Volume > Issue > The Charismatic Appetite

The Charismatic Appetite

THE CULT OF EXPERIENCE

By Heather M. Erb | November 2008
Heather M. Erb, who has extensive teaching experience at the undergraduate and graduate levels at several major universities, including Fordham, Penn State, the University of Toronto, and St. Francis University, currently teaches graduate philosophy for The Catholic Distance University in Hamilton, Virginia, and is a visiting professor of philosophy at Lock Haven University in Pennsylvania.

If wisdom is, as St. Bernard of Clairvaux said, the ability to savor things as they really are, then making an effort to savor the true nature of human worship of the divine is time spent pursuing the highest of spiritual rewards. In an attempt to savor the fullness of the Catholic faith, some homeschooling parents recently expressed interest in attending a charismatic Life in the Spirit Seminar hosted by a Catholic parish in a central Pennsylvania university town. My experience as a professor who has taught scores of philosophy and theology courses at several Catholic colleges and universities has shown me the practical wisdom of reiterating information about various spiritual movements in the Church. Insights on how the charismatic movement impacts on the Roman Catholic faith tradition are neither rare nor novel, but are nonetheless part of the remedy needed for today’s theologically hard of hearing.

Enchanted as we are today by the cult of self-expression in all its guises — new prayer forms and postures, liturgical innovations, exercises in empowerment parading as catechetical programs — we seem more preoccupied with imaginary wounds to ecclesial communion than we are with the decades of theological bloodletting that continues to alienate the truth that binds us to the good. Like fundamentalism, the charismatic phenomenon often presents itself as a juggernaut that crosses denominational and faith boundaries. Like an appetite, the charismatic impulse goes out toward its fulfillment in a satisfying (and divine) object which it assimilates. The psychological and moral aspects of this appetite reveal a spiritual hunger, or desire, reminiscent of the medieval “concupiscent gaze” repudiated by SS Bernard and Augustine. The concupiscent gaze is a metaphor for the soul whose inner eye, or “eye of the heart” (oculus cordis), actively and aggressively consumes all in its path, instead of contemplating reality silently as a gift from on high.

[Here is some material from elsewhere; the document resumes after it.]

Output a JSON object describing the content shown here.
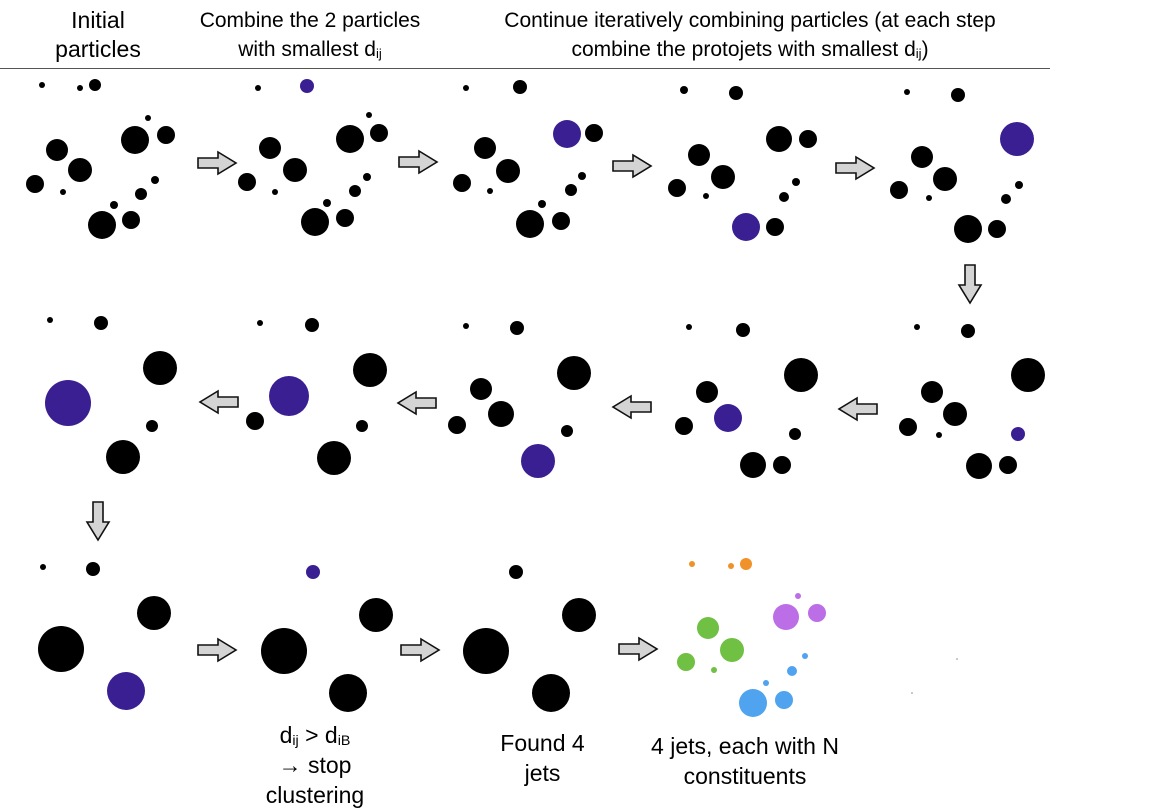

The charismatic quest for paranormal experiences of God is also a desire for an ecstatic enclosing and enveloping of divine power, the spiritual parallel of St. Bernard’s image of a body that has become “all eye” in its consumptive gaze. Instead of approaching the spiritual life as a gourmand attacks a banquet table, however, Catholic mystics traditionally have savored the delights of divine things in the serene light of truth, with the aid of intellect, the in­strument that cleanses the inner eye by raising its gaze upward and beyond the experiential self.

According to St. Bernard, the process of spiritual detachment involves a purging of one’s body, will, and even memory, the storehouse of desire and experience, that “stomach,” “receptacle,” or “cesspit” that needs to be pumped out so that only humility and gratitude remain. This self-emptying of the spiritual ascent stands in sharp contrast to the self-centered metaphors of “filling up,” “empowering,” and “activating” that one meets in the charismatic vocabulary. Self-denial is also the condition for true communion with God and fellow man — a noble friendship fostered under the sun of reason, in contrast to the contrived pseudo-communion of ecstatic emotional dissolution.